Take a sniff – the solutions are right under your noses!
2 comments:
"The schools that have the highest percentage of students in the free lunch program tend to have the students who also perform the lowest on standardized tests."
Hey! Watch out! If anybody else is reading this blog, you might be accused of (horrors!) making RACIST statements.
But seriously. Do you actually think that people in the know, like active duty public school teachers, don't know how silly and stupid the NYCDE, and the NYSED, and the NYS Regents, and the brilliant theoreticians in the schools of Education are?
Unfortunately, a few people reading each others witty postings on a few blogs is not going to penetrate the media wall of silence and the approved messages going out to the low information sheep out there. What you people have just not been able to figure out is how to get your message out.

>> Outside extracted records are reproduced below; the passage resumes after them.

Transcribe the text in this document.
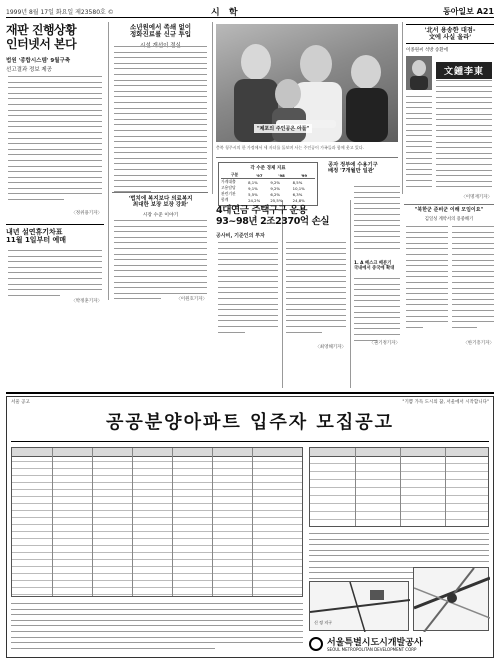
1999년 8월 17일 화요일 제23580호 ©	시 학	동아일보 A21
재판 진행상황
인터넷서 본다
법원 '종합시스템' 9월구축
선고결과 정보 제공
〈정위용기자〉
내년 설연휴기차표
11월 1일부터 예매
〈박정훈기자〉
소년원에서 족쇄 없이
정화진료를 신규 투입
'법치에 복지보다 의료복지
최대한 보장 보장 강화'
시장 수준 이야기
〈이원호기자〉
"체포의 주인공은 아들"
충북 청주시의 한 가정에서 세 자녀를 돌보며 사는 주인공이 가족들과 함께 웃고 있다.
각 수준 경제 지표
구분	'97	'98	'99
가계대출	8,1%	9,2%	8,5%
고용담당	9,1%	9,2%	10,1%
관련기관	5,5%	6,2%	6,3%
합계	24,2%	25,5%	24,8%
4대연금 주택구구 운용
93~98년 2조2370억 손실
공사비, 기준인의 투자
〈최영해기자〉
공자 정부에 수용기구
배정 '7개월만 일관'
1. A 베스크 배분기
국내에서 중국에 확대
〈권기정기자〉
'北서 용송한 대점-
文에 사실 올라'
이종원씨 석방 송환에
文鍾李東
〈이명재기자〉
"북한군 준비군 이해 모임이요"
김일성 계약서의 용중해기
〈한기흥기자〉
서울 공고	"기쁨 가득 도시의 꿈, 서울에서 시작합니다"
공공분양아파트 입주자 모집공고
신 정 지구
서울특별시도시개발공사
SEOUL METROPOLITAN DEVELOPMENT CORP
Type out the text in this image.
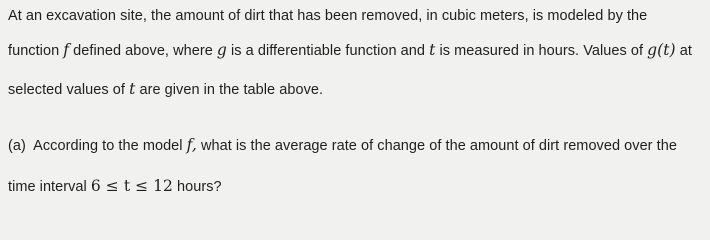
At an excavation site, the amount of dirt that has been removed, in cubic meters, is modeled by the
function f defined above, where g is a differentiable function and t is measured in hours. Values of g(t) at
selected values of t are given in the table above.
(a) According to the model f, what is the average rate of change of the amount of dirt removed over the
time interval 6 ≤ t ≤ 12 hours?
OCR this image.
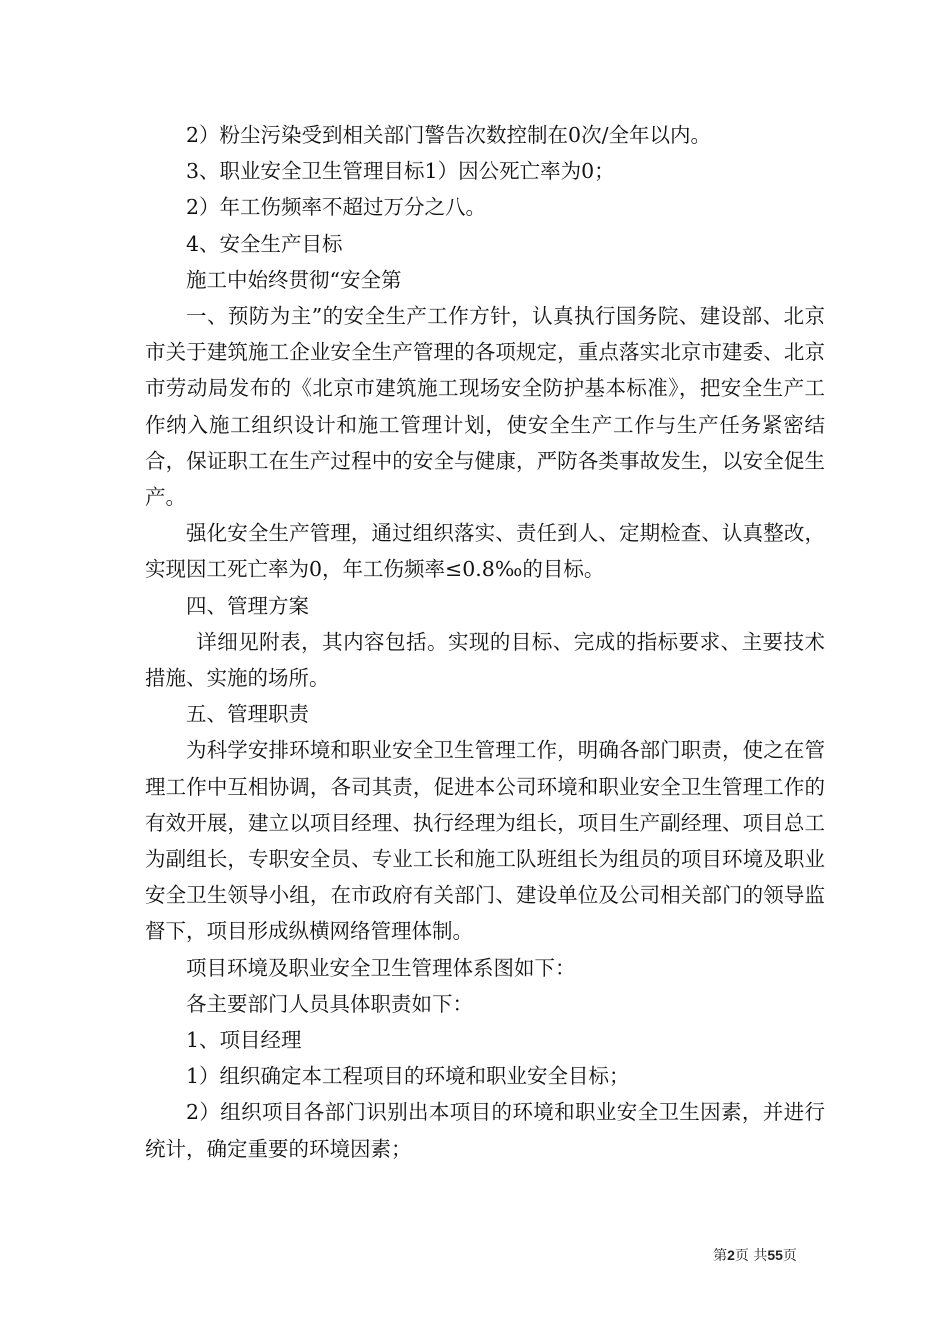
2）粉尘污染受到相关部门警告次数控制在0次/全年以内。

3、职业安全卫生管理目标1）因公死亡率为0；

2）年工伤频率不超过万分之八。

4、安全生产目标

施工中始终贯彻“安全第

一、预防为主”的安全生产工作方针，认真执行国务院、建设部、北京市关于建筑施工企业安全生产管理的各项规定，重点落实北京市建委、北京市劳动局发布的《北京市建筑施工现场安全防护基本标准》，把安全生产工作纳入施工组织设计和施工管理计划，使安全生产工作与生产任务紧密结合，保证职工在生产过程中的安全与健康，严防各类事故发生，以安全促生产。

强化安全生产管理，通过组织落实、责任到人、定期检查、认真整改，实现因工死亡率为0，年工伤频率≤0.8‰的目标。

四、管理方案

详细见附表，其内容包括。实现的目标、完成的指标要求、主要技术措施、实施的场所。

五、管理职责

为科学安排环境和职业安全卫生管理工作，明确各部门职责，使之在管理工作中互相协调，各司其责，促进本公司环境和职业安全卫生管理工作的有效开展，建立以项目经理、执行经理为组长，项目生产副经理、项目总工为副组长，专职安全员、专业工长和施工队班组长为组员的项目环境及职业安全卫生领导小组，在市政府有关部门、建设单位及公司相关部门的领导监督下，项目形成纵横网络管理体制。

项目环境及职业安全卫生管理体系图如下：

各主要部门人员具体职责如下：

1、项目经理

1）组织确定本工程项目的环境和职业安全目标；

2）组织项目各部门识别出本项目的环境和职业安全卫生因素，并进行统计，确定重要的环境因素；

第2页 共55页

You are wasting your time.
Sadly, I am compelled by weight of evidence (my own first hand observations and experiences) to agree with Anonymous's comment of earlier today. Throughout the U.S.A. , there is betrayal of public interest, w.r.t. education.
Unfortunately, the media tows the line of those who claim that teaching must be disrupted, primarily because those that say so are the newly wealthy and influential. They say that teaching must be disrupted because of progress. We live in an era of technology. They deride existing pedagogy as archaic, resembling that which was used for the past 300 years. In fact, methods are probably similar to those used for the past 3000 years, and for good reason: Our brains haven't changed in the past 3000 years! Technology's great, but New Technocrats who want to replace teachers with robots and mobile phone apps (no exaggeration, read about it in the NY Times, Wired magazine, Wall Street Journal, elsewhere) are clueless. That isn't how THEY learned math, reading or anything else!
So, just maybe, the status quo i.e. pedagogical methods taught and applied prior to 1985 (1990?), prior to pre-Common Core "reform" were exceptionally effective! And that the problem, now, is not teacher inadequacy, nor so-called union corruption (I don't believe teachers' union are corrupt; they are a popular scapegoat though). Instead, there are profound societal problems resulting from a decade or two of so-called Democrats, who are neither Democrat nor GOP, but something closer to Libertarian, yet lack the honesty to acknowledge such.
Whenever I offer to help public school teacher advocacy groups, they rebuff me. I am a statistician, my mother and two aunts each had 20 - 30 years as public school teachers, and I have no hidden agenda, am merely an unemployed widow in Arizona. I loved going to school, public school, in the late 1970's and 1980's! I was well-prepared for Swarthmore College and later, Stanford University, as were my friends. We attended public schools in southern New Mexico, not an upper-income haven such as Atherton, CA or Scarsdale, NY or Bloomfield Hills, MI or the Seattle-area equivalent.
Best of luck to you, EdNotes. Please keep fighting the good fight, else all will be lost.
* P.S. I can help you with comment moderation from your cell phone if you wish, as I noticed that you had some difficulty with that. Or anything else with your very well-kept blog, though you seem to be doing an excellent job of it!